# Dakotas



## loggermike (Jul 23, 2000)

I guess everyone is too busy running hives out of the flood areas to get on the net. I hope not, but the pictures sure look bad.


----------



## Bob Nelson (Feb 10, 2005)

Seeing same thing here with basswood. We do not have large natural stands like MN but there are quite a few in town. They normally bloom second week of June but just opened up a week or 10 days ago. They continue to be in heavy bloom now. So far as clover and vetch, there is way more bloom than looked like there was going to be earlier. Hope it's just getting started.


----------



## LSPender (Nov 16, 2004)

every thing is late this year by 3 to 6 weeks, lots of honey boxes will be out in next 2 weeks.


----------



## Mtn. Bee (Nov 10, 2009)

The Locust trees are blooming here now and the Camas just finished.
Lots of brush still blooming (ie. ninebark, snowberry,etc.)
Everything about 4 weeks behind in the Panhandle!
Drove through North Dakota about 4 weeks ago on Hwy. 2 and everything looked like one of the Great Lakes!
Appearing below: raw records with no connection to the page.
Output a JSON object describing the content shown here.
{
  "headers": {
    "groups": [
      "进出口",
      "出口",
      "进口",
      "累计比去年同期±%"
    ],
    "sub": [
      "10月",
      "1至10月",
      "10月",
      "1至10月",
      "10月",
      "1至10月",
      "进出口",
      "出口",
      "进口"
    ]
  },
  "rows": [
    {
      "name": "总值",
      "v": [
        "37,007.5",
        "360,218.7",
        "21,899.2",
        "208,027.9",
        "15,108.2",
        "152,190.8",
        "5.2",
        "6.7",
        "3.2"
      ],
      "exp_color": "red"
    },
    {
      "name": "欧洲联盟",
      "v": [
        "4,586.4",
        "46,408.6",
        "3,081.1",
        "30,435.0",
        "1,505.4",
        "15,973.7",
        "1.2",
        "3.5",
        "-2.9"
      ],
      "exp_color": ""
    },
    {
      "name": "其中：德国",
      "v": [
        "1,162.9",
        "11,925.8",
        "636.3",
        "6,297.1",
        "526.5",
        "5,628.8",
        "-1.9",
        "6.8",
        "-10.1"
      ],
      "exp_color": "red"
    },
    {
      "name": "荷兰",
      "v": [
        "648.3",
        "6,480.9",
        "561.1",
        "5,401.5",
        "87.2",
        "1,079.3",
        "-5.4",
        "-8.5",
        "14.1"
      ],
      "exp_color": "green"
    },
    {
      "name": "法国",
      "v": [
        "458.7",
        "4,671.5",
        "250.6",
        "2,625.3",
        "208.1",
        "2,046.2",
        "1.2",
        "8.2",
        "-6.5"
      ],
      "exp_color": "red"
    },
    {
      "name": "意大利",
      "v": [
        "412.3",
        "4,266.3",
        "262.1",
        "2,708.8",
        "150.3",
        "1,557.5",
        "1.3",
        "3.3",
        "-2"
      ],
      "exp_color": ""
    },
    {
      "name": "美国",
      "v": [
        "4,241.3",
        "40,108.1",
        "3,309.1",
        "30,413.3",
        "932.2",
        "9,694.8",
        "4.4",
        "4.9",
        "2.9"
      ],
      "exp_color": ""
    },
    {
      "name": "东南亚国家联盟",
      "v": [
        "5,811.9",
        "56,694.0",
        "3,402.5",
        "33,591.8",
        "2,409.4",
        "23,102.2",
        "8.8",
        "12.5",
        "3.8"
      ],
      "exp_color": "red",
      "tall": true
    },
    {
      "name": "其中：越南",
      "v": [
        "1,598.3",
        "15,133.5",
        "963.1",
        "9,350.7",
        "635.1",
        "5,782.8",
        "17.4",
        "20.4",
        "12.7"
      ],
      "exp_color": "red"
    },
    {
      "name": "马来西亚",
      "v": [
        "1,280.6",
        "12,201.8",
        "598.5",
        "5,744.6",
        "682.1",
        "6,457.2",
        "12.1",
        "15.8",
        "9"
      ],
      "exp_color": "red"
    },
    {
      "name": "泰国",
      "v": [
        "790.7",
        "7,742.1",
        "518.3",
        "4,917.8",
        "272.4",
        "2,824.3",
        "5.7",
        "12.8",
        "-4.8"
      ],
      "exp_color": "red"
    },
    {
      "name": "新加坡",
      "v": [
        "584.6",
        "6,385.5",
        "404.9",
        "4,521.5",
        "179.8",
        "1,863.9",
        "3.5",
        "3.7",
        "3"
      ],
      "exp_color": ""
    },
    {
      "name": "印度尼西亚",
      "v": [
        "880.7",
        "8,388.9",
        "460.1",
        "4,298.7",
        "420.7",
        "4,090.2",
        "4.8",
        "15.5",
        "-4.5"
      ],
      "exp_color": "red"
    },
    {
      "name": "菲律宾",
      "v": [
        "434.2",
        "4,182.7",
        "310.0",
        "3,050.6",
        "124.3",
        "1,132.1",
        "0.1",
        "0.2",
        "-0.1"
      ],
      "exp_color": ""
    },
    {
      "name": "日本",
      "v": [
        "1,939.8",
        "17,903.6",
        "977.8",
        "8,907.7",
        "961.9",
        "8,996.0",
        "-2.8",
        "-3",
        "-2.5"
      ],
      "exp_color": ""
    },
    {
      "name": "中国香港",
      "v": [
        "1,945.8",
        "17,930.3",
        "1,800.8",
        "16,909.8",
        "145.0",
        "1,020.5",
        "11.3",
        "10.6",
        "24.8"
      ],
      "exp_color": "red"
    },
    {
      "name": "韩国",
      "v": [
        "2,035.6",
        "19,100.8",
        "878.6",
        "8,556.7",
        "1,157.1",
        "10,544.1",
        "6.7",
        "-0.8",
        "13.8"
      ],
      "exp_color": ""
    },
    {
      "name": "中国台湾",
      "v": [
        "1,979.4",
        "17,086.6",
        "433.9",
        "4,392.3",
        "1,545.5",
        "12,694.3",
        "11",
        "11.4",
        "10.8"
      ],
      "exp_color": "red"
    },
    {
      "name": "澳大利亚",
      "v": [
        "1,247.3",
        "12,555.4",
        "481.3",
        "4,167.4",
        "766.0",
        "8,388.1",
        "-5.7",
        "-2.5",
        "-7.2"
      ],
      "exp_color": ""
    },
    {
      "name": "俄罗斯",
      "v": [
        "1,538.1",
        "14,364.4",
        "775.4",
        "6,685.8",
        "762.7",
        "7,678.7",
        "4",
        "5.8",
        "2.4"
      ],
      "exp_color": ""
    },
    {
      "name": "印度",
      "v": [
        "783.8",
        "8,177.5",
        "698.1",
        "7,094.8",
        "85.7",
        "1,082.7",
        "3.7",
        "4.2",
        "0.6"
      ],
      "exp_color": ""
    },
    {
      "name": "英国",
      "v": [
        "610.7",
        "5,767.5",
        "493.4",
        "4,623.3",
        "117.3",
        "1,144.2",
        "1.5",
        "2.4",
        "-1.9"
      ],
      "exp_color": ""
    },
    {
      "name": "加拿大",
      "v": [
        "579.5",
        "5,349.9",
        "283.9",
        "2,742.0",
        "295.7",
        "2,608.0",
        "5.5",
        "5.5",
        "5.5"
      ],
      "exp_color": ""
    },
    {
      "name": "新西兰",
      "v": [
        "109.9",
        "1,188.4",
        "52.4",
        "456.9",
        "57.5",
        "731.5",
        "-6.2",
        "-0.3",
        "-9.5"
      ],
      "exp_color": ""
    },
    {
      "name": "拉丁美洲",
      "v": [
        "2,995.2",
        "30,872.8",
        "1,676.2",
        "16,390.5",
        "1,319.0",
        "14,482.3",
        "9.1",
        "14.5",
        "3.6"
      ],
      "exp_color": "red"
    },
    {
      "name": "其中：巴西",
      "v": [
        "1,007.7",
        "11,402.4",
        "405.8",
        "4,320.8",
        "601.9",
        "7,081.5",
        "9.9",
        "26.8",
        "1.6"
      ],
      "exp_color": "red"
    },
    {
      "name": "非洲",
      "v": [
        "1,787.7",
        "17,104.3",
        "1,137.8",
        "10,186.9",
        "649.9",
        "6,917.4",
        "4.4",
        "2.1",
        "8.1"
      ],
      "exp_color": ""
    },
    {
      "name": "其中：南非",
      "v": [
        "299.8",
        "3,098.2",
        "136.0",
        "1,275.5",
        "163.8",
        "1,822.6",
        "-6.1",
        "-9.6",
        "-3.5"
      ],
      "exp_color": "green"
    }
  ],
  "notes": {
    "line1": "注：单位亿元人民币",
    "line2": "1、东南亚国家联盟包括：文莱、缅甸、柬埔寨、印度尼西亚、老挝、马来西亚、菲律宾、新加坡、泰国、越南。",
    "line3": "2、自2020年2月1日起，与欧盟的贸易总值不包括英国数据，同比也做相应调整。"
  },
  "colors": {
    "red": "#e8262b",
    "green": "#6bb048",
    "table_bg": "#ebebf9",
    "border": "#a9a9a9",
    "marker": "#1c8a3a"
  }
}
SAD! Poor farmers and beeks!
Parts of the Hwy had been shut down earlier and I saw a railroad track being rebuilt as it was sinking into a Lake that used to be a planted field.
Saw a semi load of bees heading east today on I-90 when I was traveling home with 130 supers that I bought in MT and I was wondering if they were going to North Dakota?
Mtn. Bee


----------



## Nick Noyes (Apr 28, 2005)

I think its going to be really good this year. If the weather stays nice and warm.


----------



## The Honey Householder (Nov 14, 2008)

Just got back from a family reunion in ID last week. Came back across I-90. The sweetclover looked the best in WY, but SD didn't look bad either. Seen a lot of hive in SD, but they didn't have to many supers on them. No basswood here this year, all the leaves are turning brown and no bloom. Most the soybeans are 3-4 weeks late. Looking like the honey crop is going to be short and late this year here. April and May was all rain and now it's gone dry.


----------



## Ben Franklin (May 3, 2011)

This has been a bad year so far all around. 
Here in Ohio we are more then a month behind.


----------



## benstung (Mar 20, 2011)

just checking in here from MN and things are looking good. basswoods are about to bloom i think it could be like back in '76.


----------



## alpha6 (May 12, 2008)

At least a month behind...seeing alot of caulk brood and EFB this year also...possibly from the wet and cold May we had. Flows are just starting with earnest...so that's a good thing.


----------



## Tom G. Laury (May 24, 2008)

Honeyflows are late in California also.


----------



## jim lyon (Feb 19, 2006)

Certainly a bit late this year, and usually late means bad. You don't get days back, the season marches on. Not a lot of bloom in our area but plenty of moisture and not many good honey flow days. My guess is that with a lot of warm weather South Dakota is going to be average at best. Hey Benstung (love that name) I'm probably one of the few people on here who was actually operating a bee outfit in Minnesota in 1976. Hot and dry (quite often not a bad thing up there) and one of the worst crops ever at least for me in the west central part of the state. I just dated myself though I think I was only ummmm around 8 at the time.


----------



## gregstahlman (Oct 7, 2009)

honeyflow on schedule here. started re-supering today to get them stacked up, should be done friday. ask me in November how it turned out. too early to speculate. a lot can change from now till frost


----------



## benstung (Mar 20, 2011)

jeez greg you can get through all your yards in 4 days ?


----------



## gregstahlman (Oct 7, 2009)

not quite. had about 18,000 mediums left in the building, so we are gonna stack some our outfit tall and then start extracting the hives that we couldn't stack as tall so we can stay ahead of them. been supering 1300-1400 hives per day. that time of year again!!!!


----------